Los anticuerpos detectados mediante estas pruebas pueden permanecer en el cuerpo durante años, lo que permite que la serología sea útil para diagnosticar infecciones pasadas, aunque no necesariamente para la detección temprana en etapas muy iniciales de la enfermedad. Sin embargo, la persistencia de los anticuerpos puede ser un factor limitante, ya que no distingue entre infecciones recientes y pasadas.
Adicionalmente, el diagnóstico molecular mediante la reacción en cadena de la polimerasa (PCR) ha emergido como una herramienta importante para la detección de Francisella tularensis en los casos en los que se dispone de la tecnología adecuada. La PCR permite la amplificación de secuencias específicas del ADN bacteriano en muestras de sangre, tejidos u otros fluidos corporales, lo que permite identificar la presencia del patógeno de manera más rápida y precisa, incluso en las etapas tempranas de la enfermedad. Esta técnica ha mejorado significativamente el diagnóstico de la tularemia, sobre todo en entornos donde las pruebas serológicas no están disponibles o donde el cultivo directo puede no ser viable debido a las dificultades mencionadas.
Diagnóstico diferencial
La tularemia es una infección bacteriana que debe ser considerada en el diagnóstico diferencial de una serie de otras enfermedades infecciosas, debido a que sus manifestaciones clínicas pueden ser similares a las de diversas patologías causadas por otros patógenos. Entre estas, se incluyen las infecciones rickettsiales y meningocócicas, la enfermedad por arañazo de gato, la mononucleosis infecciosa, así como una variedad de infecciones bacterianas y fúngicas.

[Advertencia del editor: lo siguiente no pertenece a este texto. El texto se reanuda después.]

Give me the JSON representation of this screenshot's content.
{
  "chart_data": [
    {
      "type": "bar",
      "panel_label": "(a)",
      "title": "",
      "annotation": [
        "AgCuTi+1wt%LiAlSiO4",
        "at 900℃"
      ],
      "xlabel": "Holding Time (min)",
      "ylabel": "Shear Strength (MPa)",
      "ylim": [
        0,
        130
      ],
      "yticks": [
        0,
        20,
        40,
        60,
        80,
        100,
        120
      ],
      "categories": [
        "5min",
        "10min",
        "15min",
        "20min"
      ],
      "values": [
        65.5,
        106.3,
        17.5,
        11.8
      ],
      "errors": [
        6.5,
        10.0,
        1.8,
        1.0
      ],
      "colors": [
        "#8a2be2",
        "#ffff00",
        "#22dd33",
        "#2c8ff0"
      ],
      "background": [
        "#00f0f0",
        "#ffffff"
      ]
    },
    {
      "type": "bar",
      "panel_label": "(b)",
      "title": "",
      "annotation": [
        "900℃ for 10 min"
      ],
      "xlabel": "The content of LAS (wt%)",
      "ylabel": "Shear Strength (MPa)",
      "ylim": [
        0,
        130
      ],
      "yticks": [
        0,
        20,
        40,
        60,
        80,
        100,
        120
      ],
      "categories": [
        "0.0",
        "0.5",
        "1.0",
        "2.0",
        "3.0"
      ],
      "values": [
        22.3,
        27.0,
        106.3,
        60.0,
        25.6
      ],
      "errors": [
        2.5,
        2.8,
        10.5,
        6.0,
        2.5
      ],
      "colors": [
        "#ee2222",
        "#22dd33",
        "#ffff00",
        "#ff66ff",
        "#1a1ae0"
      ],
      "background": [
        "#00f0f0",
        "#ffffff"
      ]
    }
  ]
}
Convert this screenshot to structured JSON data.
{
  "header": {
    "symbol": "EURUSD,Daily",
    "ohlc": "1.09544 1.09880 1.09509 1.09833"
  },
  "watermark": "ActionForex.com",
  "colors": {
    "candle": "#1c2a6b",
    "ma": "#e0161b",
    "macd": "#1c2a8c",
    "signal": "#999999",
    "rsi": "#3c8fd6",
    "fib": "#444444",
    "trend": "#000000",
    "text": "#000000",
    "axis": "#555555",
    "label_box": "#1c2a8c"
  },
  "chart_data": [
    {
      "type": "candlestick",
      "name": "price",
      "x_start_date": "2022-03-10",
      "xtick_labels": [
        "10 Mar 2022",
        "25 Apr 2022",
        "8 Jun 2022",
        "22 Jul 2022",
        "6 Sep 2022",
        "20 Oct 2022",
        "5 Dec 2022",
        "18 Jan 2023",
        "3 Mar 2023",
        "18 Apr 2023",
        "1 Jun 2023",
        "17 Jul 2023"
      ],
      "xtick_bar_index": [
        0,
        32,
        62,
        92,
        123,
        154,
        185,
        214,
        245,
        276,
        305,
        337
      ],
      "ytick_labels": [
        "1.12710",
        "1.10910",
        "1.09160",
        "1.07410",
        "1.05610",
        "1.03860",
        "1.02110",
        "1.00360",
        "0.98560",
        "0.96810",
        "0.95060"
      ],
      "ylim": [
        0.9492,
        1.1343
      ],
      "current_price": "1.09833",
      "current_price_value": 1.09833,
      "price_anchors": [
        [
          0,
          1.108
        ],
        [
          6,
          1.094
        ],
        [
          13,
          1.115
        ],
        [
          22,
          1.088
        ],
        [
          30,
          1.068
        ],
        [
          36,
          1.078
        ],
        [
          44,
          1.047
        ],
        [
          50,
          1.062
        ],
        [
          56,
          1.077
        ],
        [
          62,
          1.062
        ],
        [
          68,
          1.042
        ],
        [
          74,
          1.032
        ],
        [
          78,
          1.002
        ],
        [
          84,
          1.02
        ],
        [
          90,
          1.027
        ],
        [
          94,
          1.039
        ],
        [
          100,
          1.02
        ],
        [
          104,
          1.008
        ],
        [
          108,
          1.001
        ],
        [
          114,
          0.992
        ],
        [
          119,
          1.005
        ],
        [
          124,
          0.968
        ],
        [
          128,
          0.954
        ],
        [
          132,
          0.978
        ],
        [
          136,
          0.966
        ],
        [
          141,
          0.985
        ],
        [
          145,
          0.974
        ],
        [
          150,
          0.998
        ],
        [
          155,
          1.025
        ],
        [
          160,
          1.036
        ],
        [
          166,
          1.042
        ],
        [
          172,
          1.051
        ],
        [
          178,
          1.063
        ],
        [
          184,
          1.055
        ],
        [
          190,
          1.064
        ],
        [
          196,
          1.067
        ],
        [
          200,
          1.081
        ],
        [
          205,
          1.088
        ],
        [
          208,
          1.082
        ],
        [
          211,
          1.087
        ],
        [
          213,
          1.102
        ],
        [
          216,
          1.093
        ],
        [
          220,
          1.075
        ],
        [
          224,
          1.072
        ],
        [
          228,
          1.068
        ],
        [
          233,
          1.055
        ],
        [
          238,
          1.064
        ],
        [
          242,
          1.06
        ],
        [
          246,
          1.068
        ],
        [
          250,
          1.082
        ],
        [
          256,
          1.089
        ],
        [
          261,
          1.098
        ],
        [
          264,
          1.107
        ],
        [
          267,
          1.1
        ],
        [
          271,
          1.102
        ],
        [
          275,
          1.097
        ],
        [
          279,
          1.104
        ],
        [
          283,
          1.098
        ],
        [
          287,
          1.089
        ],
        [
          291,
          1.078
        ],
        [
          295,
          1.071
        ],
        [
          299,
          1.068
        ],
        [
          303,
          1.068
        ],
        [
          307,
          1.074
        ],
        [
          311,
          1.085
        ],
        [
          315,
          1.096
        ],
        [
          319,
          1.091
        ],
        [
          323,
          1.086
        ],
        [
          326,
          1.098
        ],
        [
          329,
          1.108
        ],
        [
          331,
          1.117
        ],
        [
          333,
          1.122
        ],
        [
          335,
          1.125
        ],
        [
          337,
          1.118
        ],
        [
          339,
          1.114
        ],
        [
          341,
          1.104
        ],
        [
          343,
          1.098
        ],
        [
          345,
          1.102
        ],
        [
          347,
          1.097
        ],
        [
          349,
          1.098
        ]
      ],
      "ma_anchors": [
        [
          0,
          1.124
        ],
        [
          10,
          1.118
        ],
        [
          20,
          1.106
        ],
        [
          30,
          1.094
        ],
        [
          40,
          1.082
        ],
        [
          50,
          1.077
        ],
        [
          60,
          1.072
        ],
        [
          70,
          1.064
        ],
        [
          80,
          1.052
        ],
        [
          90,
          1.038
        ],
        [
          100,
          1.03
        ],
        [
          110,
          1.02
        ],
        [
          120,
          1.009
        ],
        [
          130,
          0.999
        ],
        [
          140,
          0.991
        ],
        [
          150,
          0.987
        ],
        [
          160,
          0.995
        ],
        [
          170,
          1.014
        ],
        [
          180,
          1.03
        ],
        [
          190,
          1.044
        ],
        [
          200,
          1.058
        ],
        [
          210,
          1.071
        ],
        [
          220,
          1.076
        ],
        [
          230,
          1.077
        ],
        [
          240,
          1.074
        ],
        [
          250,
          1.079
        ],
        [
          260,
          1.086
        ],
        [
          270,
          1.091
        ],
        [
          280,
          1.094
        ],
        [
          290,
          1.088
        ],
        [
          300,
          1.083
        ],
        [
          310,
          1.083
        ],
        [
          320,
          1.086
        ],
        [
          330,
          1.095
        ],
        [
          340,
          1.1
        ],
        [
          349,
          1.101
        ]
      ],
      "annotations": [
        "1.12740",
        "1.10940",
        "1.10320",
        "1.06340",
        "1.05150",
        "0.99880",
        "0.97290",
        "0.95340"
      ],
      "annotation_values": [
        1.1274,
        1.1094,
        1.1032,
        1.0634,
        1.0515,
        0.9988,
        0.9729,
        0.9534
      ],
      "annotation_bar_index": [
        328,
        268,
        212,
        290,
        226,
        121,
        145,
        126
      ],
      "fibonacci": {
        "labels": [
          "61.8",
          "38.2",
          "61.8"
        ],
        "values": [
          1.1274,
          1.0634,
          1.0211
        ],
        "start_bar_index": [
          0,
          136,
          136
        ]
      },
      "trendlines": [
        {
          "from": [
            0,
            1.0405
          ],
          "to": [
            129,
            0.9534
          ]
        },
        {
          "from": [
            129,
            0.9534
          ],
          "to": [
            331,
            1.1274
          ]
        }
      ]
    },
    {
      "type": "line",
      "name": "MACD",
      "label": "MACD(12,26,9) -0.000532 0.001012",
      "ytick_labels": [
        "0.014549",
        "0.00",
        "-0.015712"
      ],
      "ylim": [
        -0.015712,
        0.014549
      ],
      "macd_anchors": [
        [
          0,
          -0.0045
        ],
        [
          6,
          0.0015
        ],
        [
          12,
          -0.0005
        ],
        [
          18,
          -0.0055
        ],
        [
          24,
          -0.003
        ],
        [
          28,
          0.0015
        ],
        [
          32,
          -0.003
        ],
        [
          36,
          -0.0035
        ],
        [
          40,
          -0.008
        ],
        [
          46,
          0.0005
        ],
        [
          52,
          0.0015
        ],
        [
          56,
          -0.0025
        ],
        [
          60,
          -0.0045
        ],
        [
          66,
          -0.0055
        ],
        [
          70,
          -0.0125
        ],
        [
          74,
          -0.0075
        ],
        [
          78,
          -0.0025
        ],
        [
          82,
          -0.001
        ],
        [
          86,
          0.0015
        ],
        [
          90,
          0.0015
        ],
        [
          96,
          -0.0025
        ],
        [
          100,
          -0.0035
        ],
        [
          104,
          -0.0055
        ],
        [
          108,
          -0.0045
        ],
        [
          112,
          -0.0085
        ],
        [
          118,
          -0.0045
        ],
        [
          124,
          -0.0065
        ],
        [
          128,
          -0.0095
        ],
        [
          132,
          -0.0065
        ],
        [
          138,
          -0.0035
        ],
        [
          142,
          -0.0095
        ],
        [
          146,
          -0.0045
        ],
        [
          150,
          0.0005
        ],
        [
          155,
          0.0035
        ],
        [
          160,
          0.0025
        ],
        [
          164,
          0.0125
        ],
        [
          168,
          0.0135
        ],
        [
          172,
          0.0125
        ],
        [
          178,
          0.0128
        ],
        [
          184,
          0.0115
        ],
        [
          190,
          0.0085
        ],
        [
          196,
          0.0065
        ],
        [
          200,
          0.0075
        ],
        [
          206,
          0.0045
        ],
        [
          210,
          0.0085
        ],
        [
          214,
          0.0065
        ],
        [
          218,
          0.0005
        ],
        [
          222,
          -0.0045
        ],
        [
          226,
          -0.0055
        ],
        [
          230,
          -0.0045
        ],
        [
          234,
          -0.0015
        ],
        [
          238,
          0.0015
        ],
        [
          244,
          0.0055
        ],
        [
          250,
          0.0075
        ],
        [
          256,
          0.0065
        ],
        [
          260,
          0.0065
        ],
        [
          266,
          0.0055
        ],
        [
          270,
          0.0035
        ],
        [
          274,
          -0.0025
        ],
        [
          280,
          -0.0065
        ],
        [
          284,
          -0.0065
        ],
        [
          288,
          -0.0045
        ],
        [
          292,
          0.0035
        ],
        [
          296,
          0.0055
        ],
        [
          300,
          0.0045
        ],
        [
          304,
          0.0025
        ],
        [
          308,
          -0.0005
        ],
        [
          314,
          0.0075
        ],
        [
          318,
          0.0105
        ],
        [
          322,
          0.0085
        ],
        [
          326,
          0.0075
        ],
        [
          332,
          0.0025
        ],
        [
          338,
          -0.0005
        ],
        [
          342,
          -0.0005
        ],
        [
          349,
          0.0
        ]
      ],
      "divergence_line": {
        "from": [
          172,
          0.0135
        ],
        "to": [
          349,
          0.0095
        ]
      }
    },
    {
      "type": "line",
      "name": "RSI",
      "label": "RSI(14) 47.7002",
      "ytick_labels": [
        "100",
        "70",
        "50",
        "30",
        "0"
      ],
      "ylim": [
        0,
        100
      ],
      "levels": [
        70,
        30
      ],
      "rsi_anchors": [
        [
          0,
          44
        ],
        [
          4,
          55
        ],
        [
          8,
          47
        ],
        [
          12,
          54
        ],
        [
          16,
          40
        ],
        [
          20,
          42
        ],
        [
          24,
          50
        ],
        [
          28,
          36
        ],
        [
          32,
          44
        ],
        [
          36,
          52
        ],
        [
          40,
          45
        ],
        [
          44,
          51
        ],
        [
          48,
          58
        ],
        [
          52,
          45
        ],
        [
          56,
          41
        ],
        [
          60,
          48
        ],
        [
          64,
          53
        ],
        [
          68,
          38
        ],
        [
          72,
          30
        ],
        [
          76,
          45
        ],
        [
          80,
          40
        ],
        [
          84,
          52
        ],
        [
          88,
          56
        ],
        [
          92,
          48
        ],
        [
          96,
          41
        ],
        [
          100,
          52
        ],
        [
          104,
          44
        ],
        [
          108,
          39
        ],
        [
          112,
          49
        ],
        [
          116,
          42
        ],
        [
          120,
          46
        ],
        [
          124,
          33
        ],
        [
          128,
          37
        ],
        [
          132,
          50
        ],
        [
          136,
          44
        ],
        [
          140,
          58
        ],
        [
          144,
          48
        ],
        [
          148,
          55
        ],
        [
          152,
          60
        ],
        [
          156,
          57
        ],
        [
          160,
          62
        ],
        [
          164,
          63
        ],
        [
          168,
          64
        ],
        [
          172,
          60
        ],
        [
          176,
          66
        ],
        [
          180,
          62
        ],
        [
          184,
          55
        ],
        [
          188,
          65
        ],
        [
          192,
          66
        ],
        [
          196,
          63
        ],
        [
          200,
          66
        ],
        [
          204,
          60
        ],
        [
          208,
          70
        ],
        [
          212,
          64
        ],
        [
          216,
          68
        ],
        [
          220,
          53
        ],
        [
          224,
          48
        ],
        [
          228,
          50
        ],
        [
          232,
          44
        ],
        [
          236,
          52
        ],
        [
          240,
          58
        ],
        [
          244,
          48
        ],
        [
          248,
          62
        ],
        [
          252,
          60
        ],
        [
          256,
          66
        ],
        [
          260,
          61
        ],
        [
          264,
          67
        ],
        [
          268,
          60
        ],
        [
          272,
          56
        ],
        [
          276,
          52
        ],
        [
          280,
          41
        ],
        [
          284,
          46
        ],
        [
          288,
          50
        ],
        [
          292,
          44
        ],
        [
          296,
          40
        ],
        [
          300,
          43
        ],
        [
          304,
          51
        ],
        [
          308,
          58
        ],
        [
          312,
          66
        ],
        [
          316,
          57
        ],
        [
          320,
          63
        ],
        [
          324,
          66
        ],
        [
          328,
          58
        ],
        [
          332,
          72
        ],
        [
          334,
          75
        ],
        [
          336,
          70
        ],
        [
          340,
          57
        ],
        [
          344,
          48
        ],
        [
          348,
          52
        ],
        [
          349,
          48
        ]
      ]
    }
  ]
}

Enfermedades rickettsiales y meningocócicas: Ambas son causadas por bacterias que, al igual que Francisella tularensis, pueden producir síntomas sistémicos como fiebre, dolor de cabeza y dolor muscular. Sin embargo, las infecciones rickettsiales, como las fiebres manchadas, y las meningocócicas, que pueden llevar a meningitis purulenta, a menudo se distinguen por la presencia de otras características clínicas, como la erupción cutánea típica de las fiebres manchadas o el rápido desarrollo de sepsis en el caso de las infecciones meningocócicas. En cambio, la tularemia tiende a manifestarse inicialmente con una lesión ulcerada en el lugar de inoculación y una inflamación de los ganglios linfáticos cercanos.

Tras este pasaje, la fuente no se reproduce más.